A Streetcar Named Desire

BY Tennessee Williams
Book Information1/1/0/US/ND/1947/?  •  ?  •  ?  •  Pulitzer'48

This is the first edition of Tennessee Williams' famed play, A Streetcar Named Desire. I previously introduced its Limited Editions Club edition along with Arthur Miller's Death of a Salesman.

I was expecting the book to arrive on Monday, so it is a pleasant surprise to receive it on a nice Saturday morning. Plus the book is in a better shape than I had anticipated. This first edition is a notoriously perishable book, and the dust jacket is especially prone to sunning. I had rue on the condition of this book because of my impetuous, and sometimes perilous, tendency to bid for books at auctions without close examinations. Good thing this one turned out fine.

The dust jacket is in a pink-lavender background and features the silhouette of a man at the center holding back a woman on his left and grabbing another on his right. The man is surely Stanley, and my guess is the woman on the left is Stella, and the right,  Blanche. This "entanglement" graphic is designed by Alvin Lustig, a famed book designer, and you can see his facsimile signature on the bottom left hand corner of the front. The book boards have identical designs. One can't help but to feel for Blanche and her despondent inevitability. I can't help but to think that Blanche could have benefitted from Jake Barnes, of Hemingway's The Sun Also Rises, and his ability to accept and laugh off all of life's sadness. Well, as Jake would have it, "Isn't it pretty to think so?"

Here are some pictures of this quintessential American play that won the 1948 Pulitzer.

--- "What is straight? A line can be straight, or a street, but the human heart, oh, no, it's curved like a road through mountain."

This is the front dust jacket. Note the chips at the top and the sunning that faded the words "A Streetcar". The dust jacket is made of pretty poor quality paper, and most of them don't survive well, especially when the play was such a success. Note also Lustig's facsimile signature at the bottom left corner.

This is the back of the dust jacket. Again there are chips at the top. The design is identical to the front but without the wordings.

This picture doesn't show it well, but the spine is usually the most heavily tanned section. I've seen spines so tanned the author's name is hardly readable. This book also suffers the same problem, albeit at a lesser degree.

Unclipped dust jacket. A very important plus point.

This is the back flap that lists 11 books also published by New Directions.

The boards have the same design as the dust jacket.
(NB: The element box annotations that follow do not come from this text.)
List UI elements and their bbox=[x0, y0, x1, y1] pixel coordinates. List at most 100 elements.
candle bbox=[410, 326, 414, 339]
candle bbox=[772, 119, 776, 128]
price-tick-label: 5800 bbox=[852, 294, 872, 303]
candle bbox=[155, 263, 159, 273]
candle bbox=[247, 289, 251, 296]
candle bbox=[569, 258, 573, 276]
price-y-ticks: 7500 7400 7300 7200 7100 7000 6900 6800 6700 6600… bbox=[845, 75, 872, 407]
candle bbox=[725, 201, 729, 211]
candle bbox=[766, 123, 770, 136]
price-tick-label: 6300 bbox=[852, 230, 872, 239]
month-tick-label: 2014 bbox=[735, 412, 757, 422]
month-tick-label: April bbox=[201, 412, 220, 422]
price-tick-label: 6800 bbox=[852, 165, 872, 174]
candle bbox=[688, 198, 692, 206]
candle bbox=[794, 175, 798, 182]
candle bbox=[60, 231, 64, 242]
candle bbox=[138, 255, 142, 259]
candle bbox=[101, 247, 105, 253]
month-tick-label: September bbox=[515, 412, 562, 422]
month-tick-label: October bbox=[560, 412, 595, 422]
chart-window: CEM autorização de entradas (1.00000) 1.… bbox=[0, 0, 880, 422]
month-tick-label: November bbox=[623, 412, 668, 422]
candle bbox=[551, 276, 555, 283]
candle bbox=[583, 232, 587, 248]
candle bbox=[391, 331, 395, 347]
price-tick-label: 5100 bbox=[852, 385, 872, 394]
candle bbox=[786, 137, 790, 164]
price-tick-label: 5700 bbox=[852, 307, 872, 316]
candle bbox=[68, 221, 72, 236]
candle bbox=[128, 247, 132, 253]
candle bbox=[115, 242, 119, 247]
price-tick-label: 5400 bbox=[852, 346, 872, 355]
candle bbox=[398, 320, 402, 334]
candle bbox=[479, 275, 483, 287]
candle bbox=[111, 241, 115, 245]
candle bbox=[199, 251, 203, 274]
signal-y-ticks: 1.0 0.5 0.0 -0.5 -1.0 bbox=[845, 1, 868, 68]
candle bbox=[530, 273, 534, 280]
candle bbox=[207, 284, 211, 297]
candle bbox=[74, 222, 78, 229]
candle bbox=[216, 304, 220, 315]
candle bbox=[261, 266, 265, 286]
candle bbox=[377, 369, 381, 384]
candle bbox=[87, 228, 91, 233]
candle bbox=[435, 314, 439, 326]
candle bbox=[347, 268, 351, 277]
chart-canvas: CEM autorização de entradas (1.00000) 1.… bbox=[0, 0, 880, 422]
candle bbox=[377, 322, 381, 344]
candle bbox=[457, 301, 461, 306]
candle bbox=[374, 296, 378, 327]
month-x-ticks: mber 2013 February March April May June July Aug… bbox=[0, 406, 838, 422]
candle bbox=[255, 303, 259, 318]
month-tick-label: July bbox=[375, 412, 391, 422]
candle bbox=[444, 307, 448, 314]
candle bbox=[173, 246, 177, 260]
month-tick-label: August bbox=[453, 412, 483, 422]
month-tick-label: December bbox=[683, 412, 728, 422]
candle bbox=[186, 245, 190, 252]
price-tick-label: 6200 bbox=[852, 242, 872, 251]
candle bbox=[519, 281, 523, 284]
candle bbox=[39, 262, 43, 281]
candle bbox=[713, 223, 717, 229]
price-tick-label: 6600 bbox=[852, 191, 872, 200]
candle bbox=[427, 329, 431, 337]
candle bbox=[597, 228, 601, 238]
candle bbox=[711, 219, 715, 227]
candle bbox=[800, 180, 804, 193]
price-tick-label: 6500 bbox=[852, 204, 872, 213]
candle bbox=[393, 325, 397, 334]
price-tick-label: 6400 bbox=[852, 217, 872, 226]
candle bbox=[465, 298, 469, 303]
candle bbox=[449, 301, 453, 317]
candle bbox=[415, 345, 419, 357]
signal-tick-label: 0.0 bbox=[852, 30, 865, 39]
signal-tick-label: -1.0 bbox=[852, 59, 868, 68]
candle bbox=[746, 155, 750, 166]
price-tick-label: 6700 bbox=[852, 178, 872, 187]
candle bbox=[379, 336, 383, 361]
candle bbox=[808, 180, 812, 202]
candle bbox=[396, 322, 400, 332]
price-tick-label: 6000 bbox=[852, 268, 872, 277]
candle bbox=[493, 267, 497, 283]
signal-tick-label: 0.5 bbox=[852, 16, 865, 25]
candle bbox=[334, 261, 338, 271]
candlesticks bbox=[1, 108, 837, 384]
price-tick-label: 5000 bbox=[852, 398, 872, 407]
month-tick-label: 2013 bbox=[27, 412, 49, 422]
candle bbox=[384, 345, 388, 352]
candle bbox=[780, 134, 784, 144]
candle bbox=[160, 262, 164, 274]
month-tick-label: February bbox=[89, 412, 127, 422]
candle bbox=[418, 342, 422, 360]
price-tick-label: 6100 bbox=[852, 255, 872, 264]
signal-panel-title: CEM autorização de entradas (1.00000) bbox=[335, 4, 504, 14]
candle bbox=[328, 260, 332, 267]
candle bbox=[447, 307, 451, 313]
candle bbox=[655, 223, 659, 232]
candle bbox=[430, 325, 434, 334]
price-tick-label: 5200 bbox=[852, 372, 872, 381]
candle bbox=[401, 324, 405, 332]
So a mint dust jacket should look like that. There are such copies in the market and they usually go for over 2,000USD. If you find one, be sure to check if the jacket is a facsimile.
The bottom edges are shelf worn and the corners are bumped.

This is the full title page.

This is the copyright page. There should be no mention of additional prints.

The next page is a cast list of the play's premier on 3 Dec 1947. Legend has it that the audience gave a 30min standing ovation. Marlon Brando plays Stanley and Jessica Tandy as Blanche.

The next page is a character list.

On the verso is an epigraph from Hart Crane.

The page starts on page 9 with a Negro woman speaking to Eunice.

These are the last 2 pages. Note Blanche's famed line on page 170: "Whoever you are - I have always depended on the kindness of strangers". One of the reasons I love first editions is I get to see famous lines in their full originality. Here, we now know it is a hyphen rather than the commonly seen comma.